There are some limitations in our study. Firstly, the endoscopic and pathologic appearance were diagnosed or confirmed by individual endoscopists and pathologists, with inevitable inter-observer and intra-observer variations. Secondly, this study was hospital-based and data were derived from a single tertiary care center. Selection bias of cases could not be ruled out. Thirdly, some BE-associated variables, like reflux symptom, smoking habit and Helicobacter pylori, were not analyzed. Finally, most of our cases belonged to SSBE, and this may not reflect populations in the Western countries. Further work is still needed to confirm or reinforce our present results.

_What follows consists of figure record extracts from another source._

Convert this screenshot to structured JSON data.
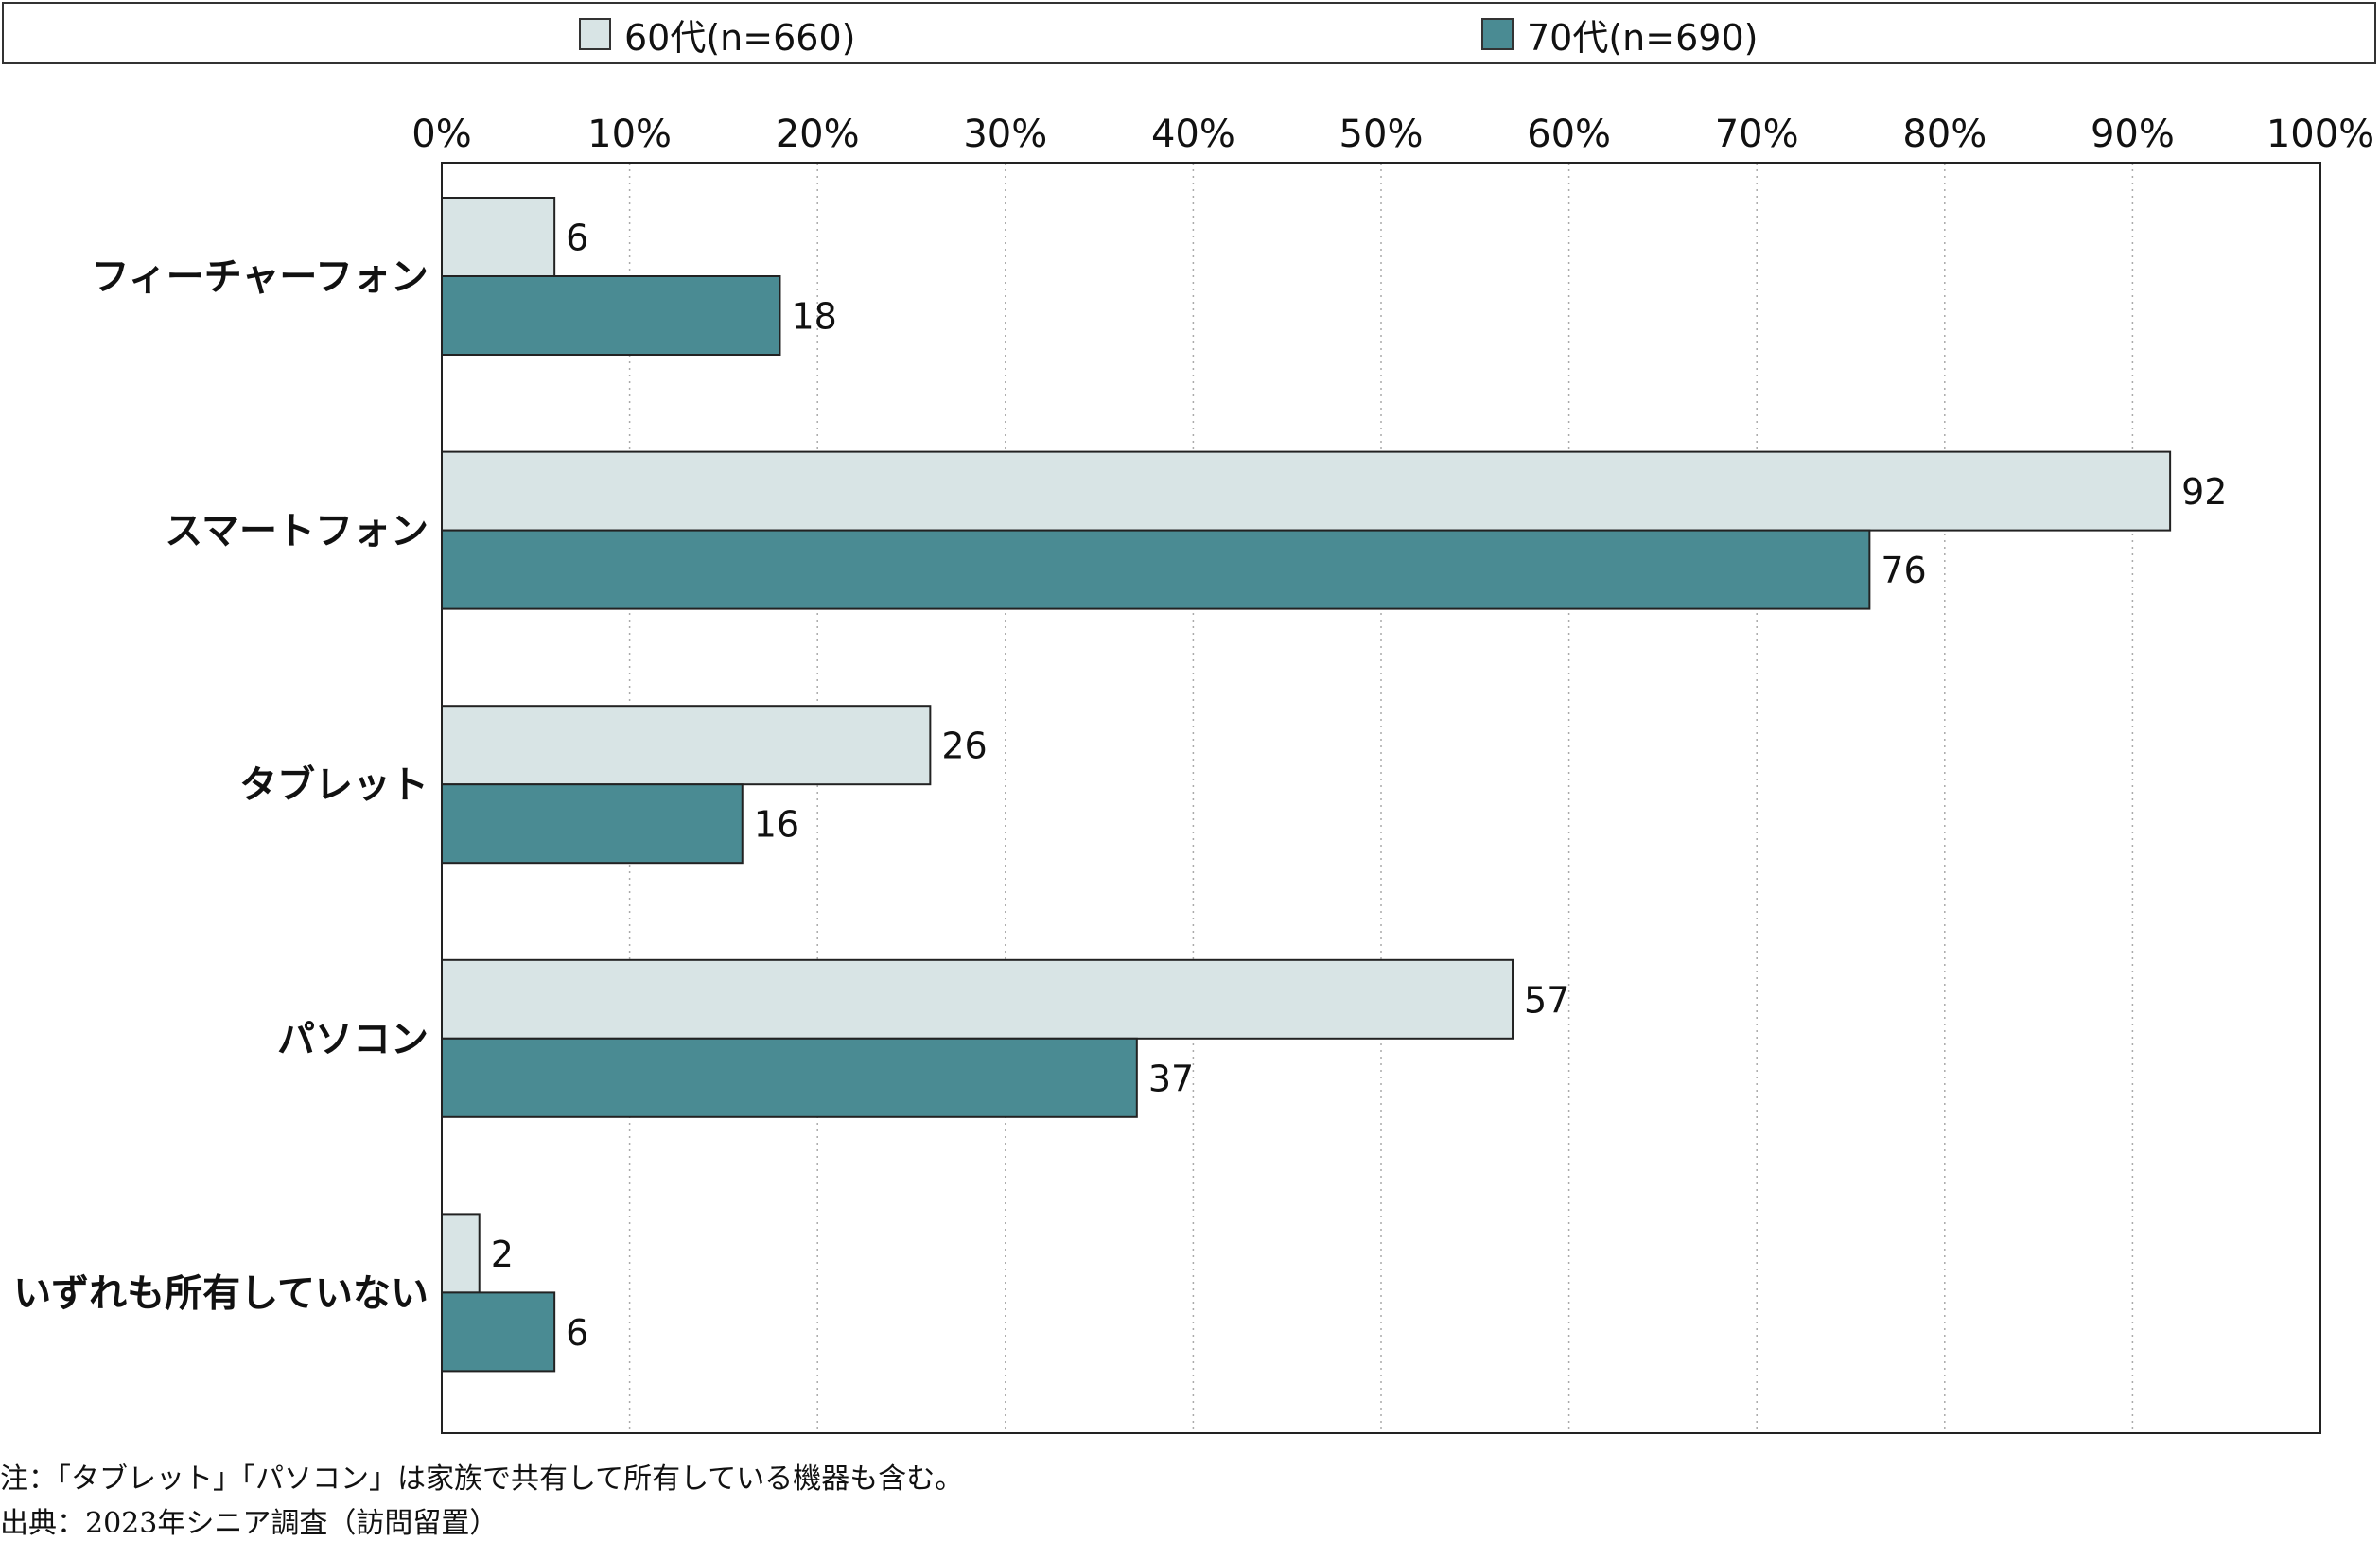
{
  "chart_data": {
    "type": "bar",
    "orientation": "horizontal",
    "categories": [
      "フィーチャーフォン",
      "スマートフォン",
      "タブレット",
      "パソコン",
      "いずれも所有していない"
    ],
    "series": [
      {
        "name": "60代(n=660)",
        "values": [
          6,
          92,
          26,
          57,
          2
        ],
        "color": "#d8e4e5"
      },
      {
        "name": "70代(n=690)",
        "values": [
          18,
          76,
          16,
          37,
          6
        ],
        "color": "#4a8b93"
      }
    ],
    "xlim": [
      0,
      100
    ],
    "x_ticks": [
      "0%",
      "10%",
      "20%",
      "30%",
      "40%",
      "50%",
      "60%",
      "70%",
      "80%",
      "90%",
      "100%"
    ],
    "grid": true,
    "legend_position": "top"
  },
  "notes": {
    "note": "注：「タブレット」「パソコン」は家族で共有して所有している機器も含む。",
    "source": "出典：2023年シニア調査（訪問留置）"
  }
}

In conclusion, we found that the Seattle protocol showed improvements in IM detection in subjects with high Prague criteria “M” levels, and disclosed more cases, including EAC, with dysplastic tissue.

ARTICLE HIGHLIGHTS

Research background

According to the American Gastroenterological Association guidelines, the definition of Barrett’s esophagus (BE) includes the histological finding of intestinal metaplasia (IM) in the esophagus. BE is clinically important because it is a major risk factor for the development of esophageal malignancy. Therefore, early detection of BE, especially those with dysplastic tissue, attracted recent research interests.

Research motivation

The standard for diagnosing BE is endoscopic evaluation performed with the Seattle biopsy protocol. However, some in this field consider disadvantages of the Seattle protocol as being relatively inefficient, time-consuming and providing low diagnostic rates. In Western countries, reportedly only half of endoscopists follow the Seattle protocol for biopsy of BE patients.

Research objectives

The aim of this study is to investigate the benefits of the Seattle protocol in the diagnosis of Chinese individuals with BE.

Research methods

Subjects enrolled were cases of Taichung Veterans General Hospital with endoscopically-suspected esophageal metaplasia. These patients first received the narrow-band imaging (NBI)-targeted biopsy and later the Seattle protocol-guided biopsy, within a period from October 2012 to December 2014. Cases without initial pathologic patterns of IM and then appearance or loss of IM tissue were designated as Group A or B, respectively. Those with initial pathologic patterns of IM, which then persisted or were lost were designated as Group C or D, respectively.

Research results

The number of cases for each group was as follows: A: 20, B: 78, C: 31 and D: 14. The distribution of the Prague criteria M levels of Group A was significantly higher than Group B (P = 0.174). The sensitivity of IM detection was 69.2% for the NBI-targeted biopsy and 78.5% for the Seattle protocol-guided biopsy. The difference was not significant (P = 0.231). The number of detectable dysplasia increased from one case via the NBI-targeted biopsy to five cases via the Seattle protocol-guided biopsy, including one case of adenocarcinoma.

Research conclusions

The Seattle protocol improved the IM detection in the subjects with higher Prague criteria M levels, and it disclosed more cases with dysplastic tissues.

Research perspectives

In the future, the prospective studies in the selected BE patients should be conducted to evaluate the usefulness of the Seattle protocol in clinical practice.